5.2 Histogram of balance

ggplot(bank, aes(x = balance)) +
  geom_histogram(bins = 30) +
  labs(
    title = "Distribution of Account Balance",
    x = "Balance (EUR)",
    y = "Count"
  )

The distribution of balance is strongly right-skewed. Most clients have small positive balances clustered near zero, while a small number of clients have very high balances (above 80,000 EUR). This is not consistent with a normal distribution.

5.3 Log transformation

Because balance contains zero and negative values, \(\log(x)\) is undefined for them. I apply the log transformation only to the strictly positive subset of clients, which is the standard approach when log-transforming an economic variable that includes a small number of zeros or negatives.

bank_pos <- bank |>
  filter(balance > 0) |>
  mutate(log_balance = log(balance))

ggplot(bank_pos, aes(x = log_balance)) +
  geom_histogram(bins = 30) +
  labs(
    title = "Distribution of Log Balance (positive balances only)",
    x = "Log Balance",
    y = "Count"
  )

After the log transformation, the distribution becomes much more symmetric and closer to a normal distribution.

5.4 Proposed theoretical distribution

Because the raw balance variable is strongly right-skewed but becomes approximately normal after a log transformation, the original variable may follow a log-normal distribution.

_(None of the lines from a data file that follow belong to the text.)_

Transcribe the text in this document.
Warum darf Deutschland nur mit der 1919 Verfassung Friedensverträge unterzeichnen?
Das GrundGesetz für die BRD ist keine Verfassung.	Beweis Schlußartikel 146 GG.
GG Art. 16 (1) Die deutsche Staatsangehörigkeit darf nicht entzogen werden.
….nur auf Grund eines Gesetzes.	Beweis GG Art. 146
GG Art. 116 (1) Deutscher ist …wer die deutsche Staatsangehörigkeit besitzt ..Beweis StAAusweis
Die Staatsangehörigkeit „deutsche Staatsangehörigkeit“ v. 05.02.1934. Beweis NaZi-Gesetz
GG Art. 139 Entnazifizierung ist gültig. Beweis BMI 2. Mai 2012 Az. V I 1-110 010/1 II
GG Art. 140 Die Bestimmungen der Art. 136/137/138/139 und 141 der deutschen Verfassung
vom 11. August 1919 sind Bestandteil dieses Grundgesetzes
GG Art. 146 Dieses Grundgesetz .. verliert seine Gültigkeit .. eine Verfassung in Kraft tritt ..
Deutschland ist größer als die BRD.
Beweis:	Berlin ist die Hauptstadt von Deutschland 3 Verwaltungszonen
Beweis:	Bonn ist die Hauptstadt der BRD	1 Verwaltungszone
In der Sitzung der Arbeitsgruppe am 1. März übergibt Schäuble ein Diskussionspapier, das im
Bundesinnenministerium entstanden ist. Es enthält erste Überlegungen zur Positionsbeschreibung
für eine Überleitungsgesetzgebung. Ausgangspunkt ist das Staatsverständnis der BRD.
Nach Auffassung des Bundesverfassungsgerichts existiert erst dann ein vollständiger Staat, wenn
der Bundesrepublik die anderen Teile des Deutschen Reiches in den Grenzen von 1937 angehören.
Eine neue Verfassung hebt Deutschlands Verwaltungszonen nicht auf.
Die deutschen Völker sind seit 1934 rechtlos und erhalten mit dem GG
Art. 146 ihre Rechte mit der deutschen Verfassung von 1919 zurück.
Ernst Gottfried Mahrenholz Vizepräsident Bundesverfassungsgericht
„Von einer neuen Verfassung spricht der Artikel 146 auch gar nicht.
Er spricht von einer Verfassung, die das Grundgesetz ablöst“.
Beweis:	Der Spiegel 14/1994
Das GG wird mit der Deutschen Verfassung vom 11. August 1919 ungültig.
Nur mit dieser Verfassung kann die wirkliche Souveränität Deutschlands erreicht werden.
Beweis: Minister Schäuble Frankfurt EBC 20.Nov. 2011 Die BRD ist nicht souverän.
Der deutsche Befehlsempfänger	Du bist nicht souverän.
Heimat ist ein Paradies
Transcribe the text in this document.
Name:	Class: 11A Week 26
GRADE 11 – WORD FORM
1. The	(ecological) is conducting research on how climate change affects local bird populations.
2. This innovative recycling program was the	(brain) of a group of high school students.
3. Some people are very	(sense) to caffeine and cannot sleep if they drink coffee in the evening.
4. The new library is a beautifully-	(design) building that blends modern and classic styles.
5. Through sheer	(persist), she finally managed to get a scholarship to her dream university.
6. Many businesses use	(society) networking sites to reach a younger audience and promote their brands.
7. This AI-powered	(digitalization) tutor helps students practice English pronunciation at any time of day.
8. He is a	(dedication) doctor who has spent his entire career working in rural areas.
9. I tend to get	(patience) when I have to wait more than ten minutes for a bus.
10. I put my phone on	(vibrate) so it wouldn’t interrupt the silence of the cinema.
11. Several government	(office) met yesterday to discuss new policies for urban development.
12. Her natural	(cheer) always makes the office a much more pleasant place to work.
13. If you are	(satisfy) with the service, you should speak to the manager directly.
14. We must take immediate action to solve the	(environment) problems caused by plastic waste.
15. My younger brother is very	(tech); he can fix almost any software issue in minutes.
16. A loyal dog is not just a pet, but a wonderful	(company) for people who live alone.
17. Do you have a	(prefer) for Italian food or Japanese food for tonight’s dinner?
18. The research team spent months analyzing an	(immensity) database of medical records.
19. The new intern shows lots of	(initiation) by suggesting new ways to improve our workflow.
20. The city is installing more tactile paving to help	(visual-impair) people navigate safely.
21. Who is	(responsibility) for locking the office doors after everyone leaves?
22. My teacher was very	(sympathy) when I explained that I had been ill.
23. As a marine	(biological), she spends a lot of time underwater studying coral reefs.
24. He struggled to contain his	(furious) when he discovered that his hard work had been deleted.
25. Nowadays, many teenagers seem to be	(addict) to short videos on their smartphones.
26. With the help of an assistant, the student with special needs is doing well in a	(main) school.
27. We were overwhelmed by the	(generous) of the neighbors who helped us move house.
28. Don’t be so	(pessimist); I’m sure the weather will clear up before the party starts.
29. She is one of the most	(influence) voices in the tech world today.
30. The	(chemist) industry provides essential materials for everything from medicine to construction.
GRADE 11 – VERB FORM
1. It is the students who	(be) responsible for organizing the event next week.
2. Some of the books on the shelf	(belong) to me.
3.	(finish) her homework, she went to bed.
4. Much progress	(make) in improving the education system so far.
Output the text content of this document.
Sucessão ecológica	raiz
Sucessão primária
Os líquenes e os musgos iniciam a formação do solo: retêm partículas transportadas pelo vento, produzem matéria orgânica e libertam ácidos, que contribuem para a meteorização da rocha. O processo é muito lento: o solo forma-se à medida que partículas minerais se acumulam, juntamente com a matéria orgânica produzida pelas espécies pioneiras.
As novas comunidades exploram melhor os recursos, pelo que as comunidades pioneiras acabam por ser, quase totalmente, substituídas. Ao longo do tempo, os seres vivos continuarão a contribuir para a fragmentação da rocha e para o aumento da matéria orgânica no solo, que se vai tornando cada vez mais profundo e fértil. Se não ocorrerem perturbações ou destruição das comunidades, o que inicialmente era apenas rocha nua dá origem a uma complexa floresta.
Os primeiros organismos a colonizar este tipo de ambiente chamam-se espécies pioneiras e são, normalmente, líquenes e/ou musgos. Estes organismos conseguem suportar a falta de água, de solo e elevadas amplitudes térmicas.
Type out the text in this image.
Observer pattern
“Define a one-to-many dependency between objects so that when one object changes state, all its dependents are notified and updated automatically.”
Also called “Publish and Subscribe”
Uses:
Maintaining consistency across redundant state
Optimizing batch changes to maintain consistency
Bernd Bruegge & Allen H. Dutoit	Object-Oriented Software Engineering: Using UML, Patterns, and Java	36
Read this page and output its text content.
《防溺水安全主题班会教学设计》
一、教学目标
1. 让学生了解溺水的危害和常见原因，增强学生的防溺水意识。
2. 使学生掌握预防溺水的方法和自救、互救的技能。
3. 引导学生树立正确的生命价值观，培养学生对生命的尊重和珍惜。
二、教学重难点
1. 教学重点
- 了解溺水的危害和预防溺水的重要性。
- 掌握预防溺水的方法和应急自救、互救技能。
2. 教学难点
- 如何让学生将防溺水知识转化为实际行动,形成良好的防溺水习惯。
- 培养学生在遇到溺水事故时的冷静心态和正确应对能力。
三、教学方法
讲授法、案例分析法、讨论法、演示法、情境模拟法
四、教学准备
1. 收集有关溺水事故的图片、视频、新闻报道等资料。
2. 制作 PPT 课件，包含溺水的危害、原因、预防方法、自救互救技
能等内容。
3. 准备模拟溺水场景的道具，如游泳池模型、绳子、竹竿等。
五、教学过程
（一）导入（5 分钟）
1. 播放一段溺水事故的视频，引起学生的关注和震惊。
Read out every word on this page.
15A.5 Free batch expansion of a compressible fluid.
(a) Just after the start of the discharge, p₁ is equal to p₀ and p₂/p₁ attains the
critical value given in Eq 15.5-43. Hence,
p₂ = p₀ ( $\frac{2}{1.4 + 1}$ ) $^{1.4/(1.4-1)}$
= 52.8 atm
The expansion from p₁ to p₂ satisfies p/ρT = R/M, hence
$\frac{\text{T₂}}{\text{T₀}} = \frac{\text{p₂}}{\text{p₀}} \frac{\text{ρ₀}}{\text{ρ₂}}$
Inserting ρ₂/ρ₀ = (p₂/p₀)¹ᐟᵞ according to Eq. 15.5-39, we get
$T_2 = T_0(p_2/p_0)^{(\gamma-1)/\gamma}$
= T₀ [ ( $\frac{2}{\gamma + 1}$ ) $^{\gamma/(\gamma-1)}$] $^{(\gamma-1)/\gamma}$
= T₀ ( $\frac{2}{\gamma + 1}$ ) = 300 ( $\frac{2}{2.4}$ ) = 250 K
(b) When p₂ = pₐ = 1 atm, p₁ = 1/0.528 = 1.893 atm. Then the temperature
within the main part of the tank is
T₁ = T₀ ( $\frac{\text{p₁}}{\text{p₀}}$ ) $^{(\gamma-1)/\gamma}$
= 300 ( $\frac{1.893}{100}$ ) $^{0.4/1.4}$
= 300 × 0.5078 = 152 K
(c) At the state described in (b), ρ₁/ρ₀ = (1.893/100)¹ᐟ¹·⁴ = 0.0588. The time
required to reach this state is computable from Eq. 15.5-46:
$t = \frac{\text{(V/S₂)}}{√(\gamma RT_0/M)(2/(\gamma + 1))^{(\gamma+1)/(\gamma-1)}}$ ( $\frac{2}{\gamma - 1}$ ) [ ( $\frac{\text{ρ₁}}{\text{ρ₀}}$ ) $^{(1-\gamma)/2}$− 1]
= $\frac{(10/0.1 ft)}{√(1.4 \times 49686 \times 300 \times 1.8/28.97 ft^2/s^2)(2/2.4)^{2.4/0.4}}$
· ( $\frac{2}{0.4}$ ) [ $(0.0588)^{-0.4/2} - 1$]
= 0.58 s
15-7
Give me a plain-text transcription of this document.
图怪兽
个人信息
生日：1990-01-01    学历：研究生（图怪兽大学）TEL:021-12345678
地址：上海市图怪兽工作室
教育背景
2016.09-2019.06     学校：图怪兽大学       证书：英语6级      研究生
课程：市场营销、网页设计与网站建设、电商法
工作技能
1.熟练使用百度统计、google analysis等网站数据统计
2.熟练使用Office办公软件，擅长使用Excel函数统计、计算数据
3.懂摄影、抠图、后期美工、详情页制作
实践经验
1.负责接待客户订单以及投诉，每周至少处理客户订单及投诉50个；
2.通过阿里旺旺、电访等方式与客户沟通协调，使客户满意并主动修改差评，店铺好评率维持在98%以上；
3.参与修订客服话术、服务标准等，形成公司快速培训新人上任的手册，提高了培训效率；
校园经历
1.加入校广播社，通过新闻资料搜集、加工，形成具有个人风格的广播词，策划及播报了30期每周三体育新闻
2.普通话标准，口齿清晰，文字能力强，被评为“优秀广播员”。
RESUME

This makes economic sense: account balances are bounded below near zero, and they tend to scale multiplicatively rather than additively (a 10% raise produces a larger absolute change for a wealthier client than a poorer one). Wealth and income variables are commonly modelled as log-normal in economics.

The target variable deposit follows a Bernoulli distribution with parameter \(p \approx 0.47\), which we will model as a function of the predictors using logistic regression in Stage 2 (just as the lab did with default).

6 Summary

  • Dataset: Bank Marketing (Portugal), 11,162 observations and 17 variables.
  • Target: deposit (binary, roughly balanced at 47% Yes / 53% No).
  • Cleaning: converted character variables to factors, no missing values to drop.
  • Distributions: balance is right-skewed and may follow a log-normal distribution. The target follows a Bernoulli distribution.
  • Next step (Stage 2): 80/20 train–test split, build a logistic regression model and at least one other classifier (decision tree or k-NN), evaluate using a confusion matrix, accuracy, precision, recall, and choose an appropriate threshold for the bank’s economic decision.